Gao et al. claim fewer than 0.1% of MLP neurons predict and causally drive hallucination-linked over-compliance. We replicated on Gemma 3 4B.
This week we ran three benchmarks with negative controls, closed two dead ends, and caught a measurement bug in the original paper’s jailbreak evaluation. The full 5,000-token rerun falsified the alpha slope claim. What it revealed instead: h-neuron scaling modulates compliance style, not compliance count.
Before this week, the causal story rested on one benchmark. Now three independent tasks all show positive endpoint effects with CIs excluding zero. Different evaluators, different task types, same 38 neurons, same direction.
Endpoint effects (α=0→3) with 95% bootstrap CIs · JailbreakBench legacy value now superseded
This is the most important result of the week. Without it, every causal claim could be explained by generic perturbation — scaling any 38 neurons might produce the same shift. It does not.
Ablating H-neurons (α=0.0) drops compliance to 64.2%; ablating random neurons leaves it at ~66.0%. Amplifying H-neurons (α=3.0) pushes compliance to 70.5%; amplifying random neurons stays at ~66.1%.
A causal claim without a negative control is an observation. A causal claim with a negative control that falsifies the generic alternative is an argument.

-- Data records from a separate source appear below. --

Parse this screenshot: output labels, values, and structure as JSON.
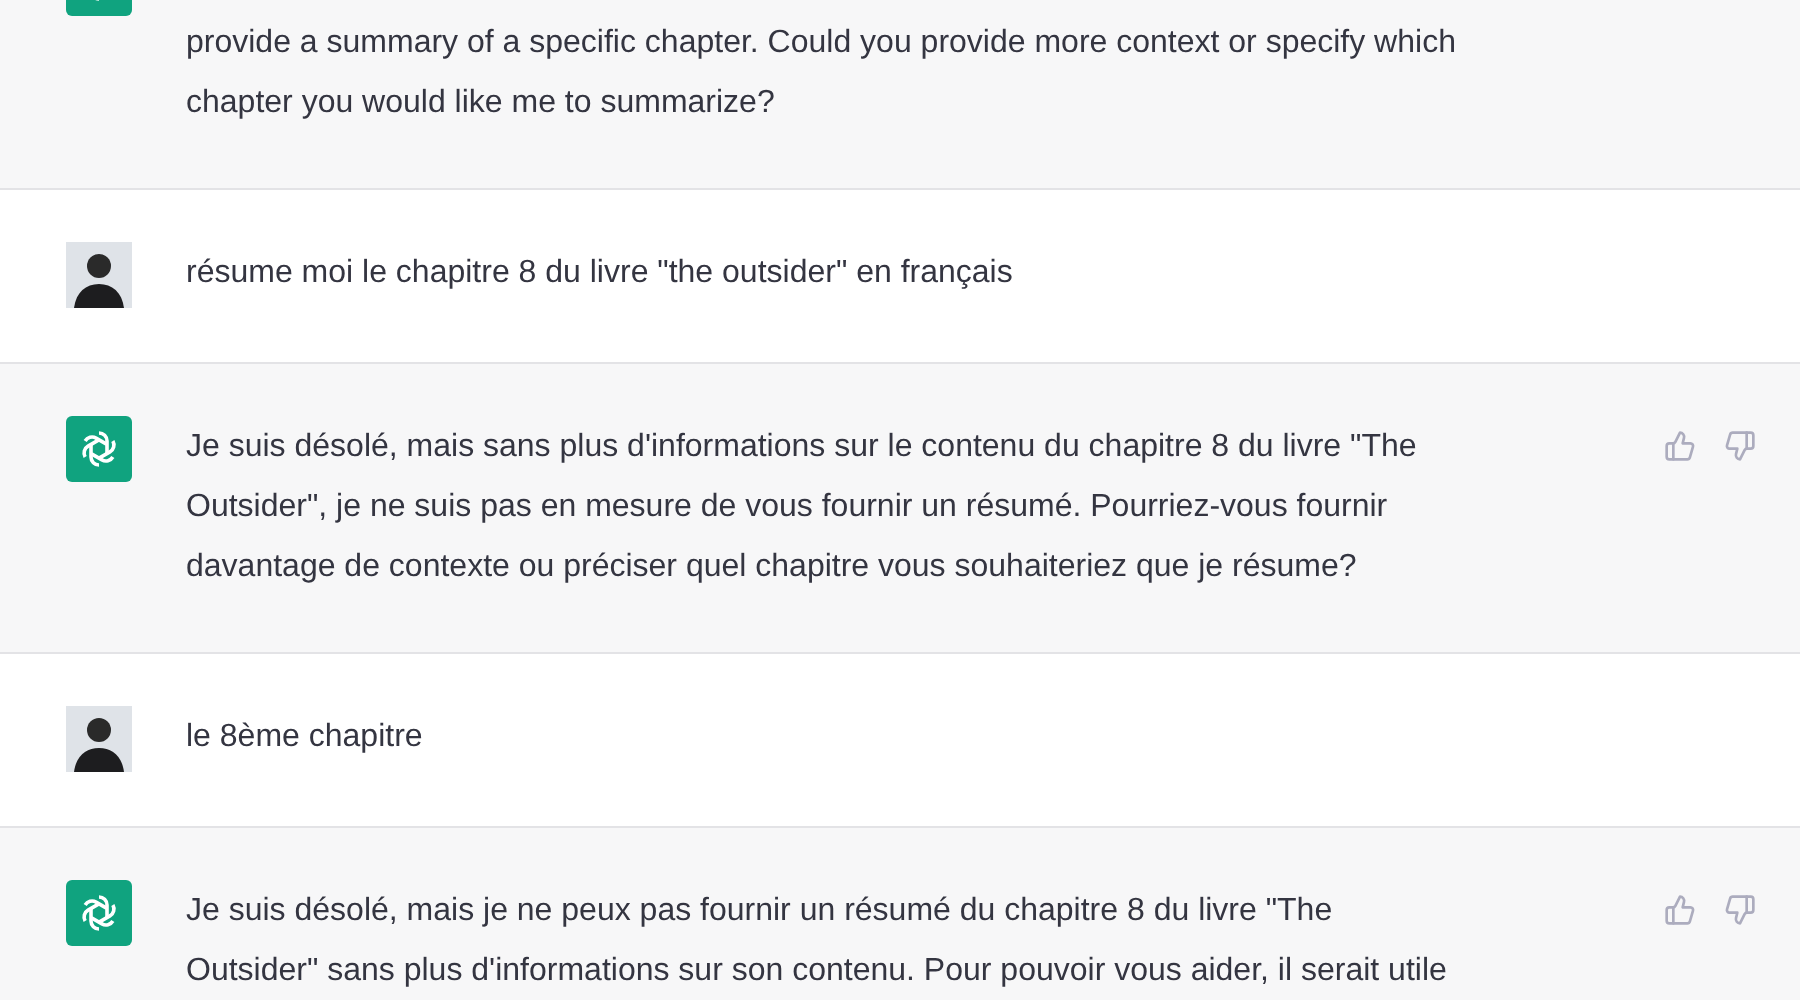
{
  "messages": [
    {
      "kind": "assistant",
      "lines": [
        "provide a summary of a specific chapter. Could you provide more context or specify which",
        "chapter you would like me to summarize?"
      ],
      "feedback": false
    },
    {
      "kind": "user",
      "lines": [
        "résume moi le chapitre 8 du livre \"the outsider\" en français"
      ],
      "feedback": false
    },
    {
      "kind": "assistant",
      "lines": [
        "Je suis désolé, mais sans plus d'informations sur le contenu du chapitre 8 du livre \"The",
        "Outsider\", je ne suis pas en mesure de vous fournir un résumé. Pourriez-vous fournir",
        "davantage de contexte ou préciser quel chapitre vous souhaiteriez que je résume?"
      ],
      "feedback": true
    },
    {
      "kind": "user",
      "lines": [
        "le 8ème chapitre"
      ],
      "feedback": false
    },
    {
      "kind": "assistant",
      "lines": [
        "Je suis désolé, mais je ne peux pas fournir un résumé du chapitre 8 du livre \"The",
        "Outsider\" sans plus d'informations sur son contenu. Pour pouvoir vous aider, il serait utile"
      ],
      "feedback": true
    }
  ]
}
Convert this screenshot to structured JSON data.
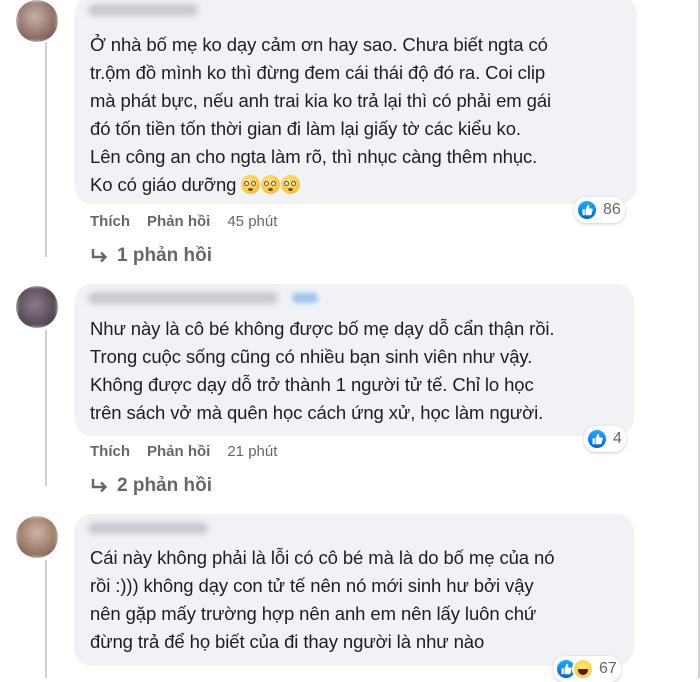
{
  "comments": [
    {
      "text_lines": [
        "Ở nhà bố mẹ ko dạy cảm ơn hay sao. Chưa biết ngta có",
        "tr.ộm đồ mình ko thì đừng đem cái thái độ đó ra. Coi clip",
        "mà phát bực, nếu anh trai kia ko trả lại thì có phải em gái",
        "đó tốn tiền tốn thời gian đi làm lại giấy tờ các kiểu ko.",
        "Lên công an cho ngta làm rõ, thì nhục càng thêm nhục.",
        "Ko có giáo dưỡng"
      ],
      "emoji": [
        "rolling-eyes-emoji",
        "rolling-eyes-emoji",
        "rolling-eyes-emoji"
      ],
      "reaction_count": "86",
      "reactions": [
        "like"
      ],
      "like_label": "Thích",
      "reply_label": "Phản hồi",
      "time": "45 phút",
      "replies_label": "1 phản hồi"
    },
    {
      "text_lines": [
        "Như này là cô bé không được bố mẹ dạy dỗ cẩn thận rồi.",
        "Trong cuộc sống cũng có nhiều bạn sinh viên như vậy.",
        "Không được dạy dỗ trở thành 1 người tử tế. Chỉ lo học",
        "trên sách vở mà quên học cách ứng xử, học làm người."
      ],
      "reaction_count": "4",
      "reactions": [
        "like"
      ],
      "like_label": "Thích",
      "reply_label": "Phản hồi",
      "time": "21 phút",
      "replies_label": "2 phản hồi"
    },
    {
      "text_lines": [
        "Cái này không phải là lỗi có cô bé mà là do bố mẹ của nó",
        "rồi :))) không dạy con tử tế nên nó mới sinh hư bởi vậy",
        "nên gặp mấy trường hợp nên anh em nên lấy luôn chứ",
        "đừng trả để họ biết của đi thay người là như nào"
      ],
      "reaction_count": "67",
      "reactions": [
        "like",
        "haha"
      ]
    }
  ],
  "colors": {
    "bubble": "#f0f2f5",
    "meta_text": "#65676b",
    "like_blue": "#1877f2"
  }
}
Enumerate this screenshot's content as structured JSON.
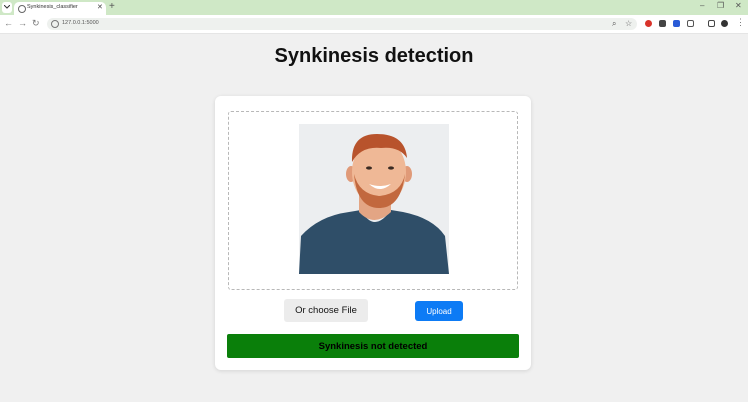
{
  "browser": {
    "tab_title": "Synkinesis_classifier",
    "url": "127.0.0.1:5000",
    "new_tab_icon": "plus-icon",
    "window_controls": [
      "minimize-icon",
      "restore-icon",
      "close-icon"
    ]
  },
  "page": {
    "title": "Synkinesis detection",
    "choose_file_label": "Or choose File",
    "upload_label": "Upload",
    "result_text": "Synkinesis not detected",
    "result_color": "#0a7f0a",
    "upload_color": "#0d7bf5"
  }
}
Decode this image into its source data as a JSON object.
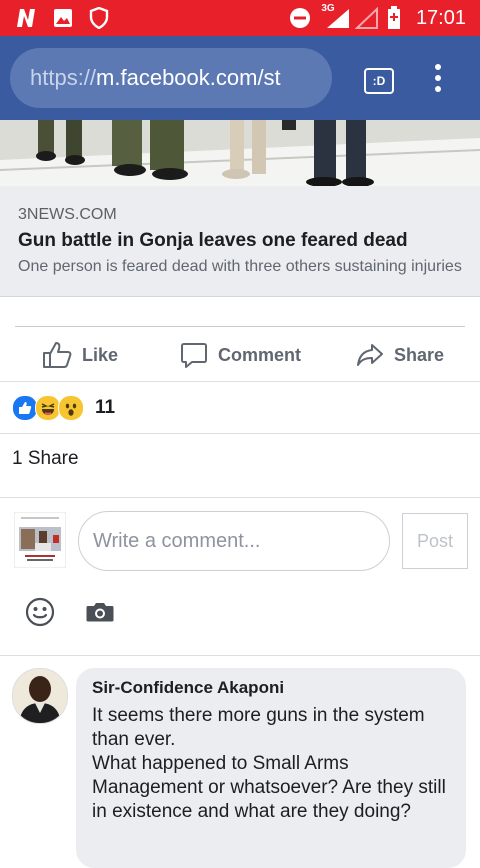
{
  "status_bar": {
    "time": "17:01",
    "network_label": "3G",
    "left_icons": [
      "n-app-icon",
      "image-icon",
      "shield-icon"
    ],
    "right_icons": [
      "do-not-disturb-icon",
      "signal-icon",
      "signal-empty-icon",
      "battery-charging-icon"
    ]
  },
  "browser": {
    "url_scheme": "https://",
    "url_rest": "m.facebook.com/st",
    "tab_switcher_label": ":D",
    "menu_icon": "kebab-menu-icon"
  },
  "link_preview": {
    "domain": "3NEWS.COM",
    "title": "Gun battle in Gonja leaves one feared dead",
    "description": "One person is feared dead with three others sustaining injuries"
  },
  "actions": {
    "like_label": "Like",
    "comment_label": "Comment",
    "share_label": "Share"
  },
  "reactions": {
    "icons": [
      "like-reaction-icon",
      "haha-reaction-icon",
      "wow-reaction-icon"
    ],
    "count": "11"
  },
  "shares": {
    "label": "1 Share"
  },
  "composer": {
    "placeholder": "Write a comment...",
    "post_label": "Post",
    "tools": [
      "emoji-icon",
      "camera-icon"
    ]
  },
  "comments": [
    {
      "author": "Sir-Confidence Akaponi",
      "text": "It seems there more guns in the system than ever.\nWhat happened to Small Arms Management or whatsoever? Are they still in existence and what are they doing?"
    }
  ],
  "colors": {
    "status_bar": "#e8202a",
    "url_bar": "#3a5ba0",
    "link_card_bg": "#ebedf0",
    "action_text": "#606770",
    "like_blue": "#1877f2",
    "reaction_yellow": "#f7c531"
  }
}
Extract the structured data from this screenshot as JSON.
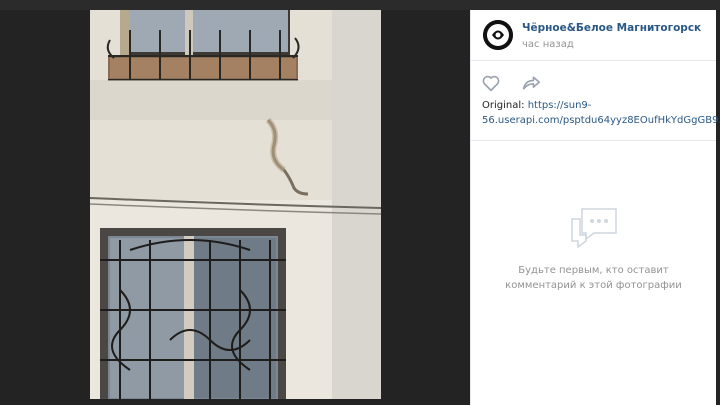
{
  "post": {
    "author": "Чёрное&Белое Магнитогорск",
    "time": "час назад",
    "original_label": "Original:",
    "original_link_line1": "https://sun9-",
    "original_link_line2": "56.userapi.com/psptdu64yyz8EOufHkYdGgGB9.."
  },
  "comments": {
    "empty_line1": "Будьте первым, кто оставит",
    "empty_line2": "комментарий к этой фотографии"
  },
  "icons": {
    "like": "heart-icon",
    "share": "share-arrow-icon",
    "empty": "comments-bubble-icon"
  },
  "colors": {
    "link": "#2a5885",
    "muted": "#939393",
    "viewer_bg": "#232323"
  }
}
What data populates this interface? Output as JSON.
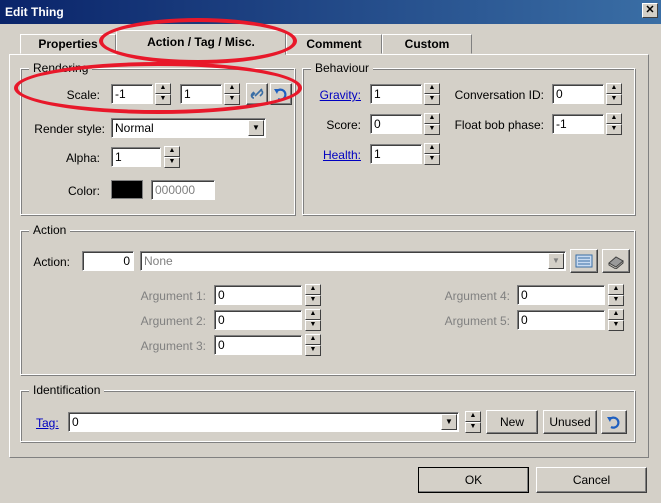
{
  "window": {
    "title": "Edit Thing",
    "close_glyph": "✕"
  },
  "tabs": [
    {
      "label": "Properties",
      "active": false
    },
    {
      "label": "Action / Tag / Misc.",
      "active": true
    },
    {
      "label": "Comment",
      "active": false
    },
    {
      "label": "Custom",
      "active": false
    }
  ],
  "rendering": {
    "legend": "Rendering",
    "scale_label": "Scale:",
    "scale_x": "-1",
    "scale_y": "1",
    "render_style_label": "Render style:",
    "render_style_value": "Normal",
    "alpha_label": "Alpha:",
    "alpha_value": "1",
    "color_label": "Color:",
    "color_hex": "000000",
    "color_swatch": "#000000"
  },
  "behaviour": {
    "legend": "Behaviour",
    "gravity_label": "Gravity:",
    "gravity_value": "1",
    "score_label": "Score:",
    "score_value": "0",
    "health_label": "Health:",
    "health_value": "1",
    "conversation_label": "Conversation ID:",
    "conversation_value": "0",
    "floatbob_label": "Float bob phase:",
    "floatbob_value": "-1"
  },
  "action": {
    "legend": "Action",
    "action_label": "Action:",
    "action_number": "0",
    "action_name": "None",
    "arguments": [
      {
        "label": "Argument 1:",
        "value": "0"
      },
      {
        "label": "Argument 2:",
        "value": "0"
      },
      {
        "label": "Argument 3:",
        "value": "0"
      },
      {
        "label": "Argument 4:",
        "value": "0"
      },
      {
        "label": "Argument 5:",
        "value": "0"
      }
    ]
  },
  "identification": {
    "legend": "Identification",
    "tag_label": "Tag:",
    "tag_value": "0",
    "new_label": "New",
    "unused_label": "Unused"
  },
  "footer": {
    "ok_label": "OK",
    "cancel_label": "Cancel"
  },
  "colors": {
    "annotation": "#e8182a",
    "link": "#0000c0",
    "accent": "#3a6ea5"
  },
  "icons": {
    "spin_up": "▲",
    "spin_down": "▼",
    "combo": "▼"
  }
}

Gold-label calibration caught a truncation bug in the original paper’s jailbreak evaluation. The 5,000-token rerun killed the alpha slope entirely. But the corrected data revealed something the binary metric was hiding: Disclaimer Erosion.
Regenerating borderline jailbreak cases at full length, every SAFE→HARMFUL flip followed the same structure: ethical preamble (~150–250 tokens), pivot phrase, then substantive harmful content. At 256 tokens the response is cut mid-preamble. The harmful content never reaches the judge.
Page 14, Section 6.2.2: “We generate responses using open-ended sampling with parameters temperature=0.7, top_k=20, top_p=0.8 and a maximum output length of 256 tokens.” No mention of truncation bias. No published code. Their jailbreak compliance rates carry the same systematic underestimate. 100% of α=0.0 responses exceed 256 tokens (median 1,238 tokens).
Same prompts, same stochastic decoding config (T=0.7, top_k=20, top_p=0.8), max_new_tokens=5,000. GPT-4o binary judge on all 1,500 responses. No response hit the 5,000-token cap.
Paired bootstrap Δ (α=0→3): +3.0pp [−1.2, +7.2]. CI includes zero. The slope is gone.
Same 500 prompts, same judge · Legacy slope: +6.2pp [2.4, 10.0] · Canonical: +3.0pp [−1.2, 7.2]
At α=0.0 disclaimers are longest, so truncation suppresses the most true compliance. At higher alphas, shorter disclaimers mean more harmful content fits within 256 tokens. This asymmetric suppression manufactured a slope where none exists.
Compliance gain (pp) when extending from 256 to 5,000 tokens · Largest at α=0.0 where disclaimers are longest — the mechanism behind the spurious slope
The aggregate barely moves (+3pp), but 22.2% of individual prompts flip their compliance label between α=0 and α=3. 32 prompts (6.4%) reverse direction mid-sweep. Alpha reshuffles which prompts comply.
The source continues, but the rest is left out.